Die nächste logische Schlussfolgerung ist also, dass der ganze Film ein Traum von César ist.  Denn der Film endet, wie er angefangen hat: Über schwarzer Leinwand mahnt eine Stimme: „Öffne die Augen!“. Insofern hat die Filmerzählung einen umschliessenden Rahmen. Und dieser Rahmen, der den eigentlichen Erzählstandpunkt des Films darstellt, wird konsequenterweise ausserhalb des Bildfeldes gehalten.

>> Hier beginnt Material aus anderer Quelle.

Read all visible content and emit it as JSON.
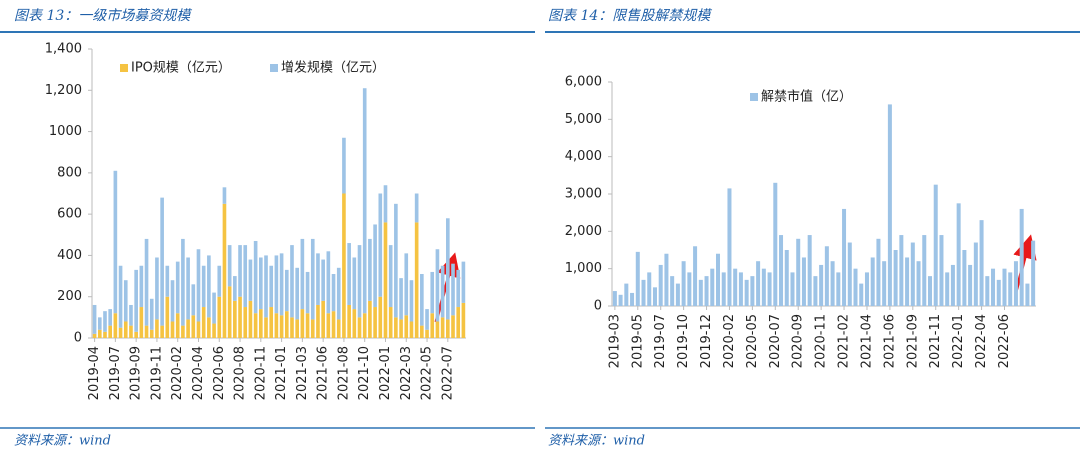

Was dabei der Phantasie des Betrachters überlassen wird, ist die Entscheidung, entweder die Science-Fiction-Wendung mitzuvollziehen und demnach als Erzählstandpunkt des Films ein Gehirn zu akzeptieren, das 150 Jahre eingefroren war und jetzt einen teuer bezahlten, schlecht funktionierenden Klartraum träumt; oder aber einfach davon auszugehen, dass als Rahmen der Filmerzählung, der im Dunkel verschwindet, César lebendig in seinem Bett liegt und nur gerade verdammt schlecht träumt – wie sein Gesicht dabei auch immer aussehen mag…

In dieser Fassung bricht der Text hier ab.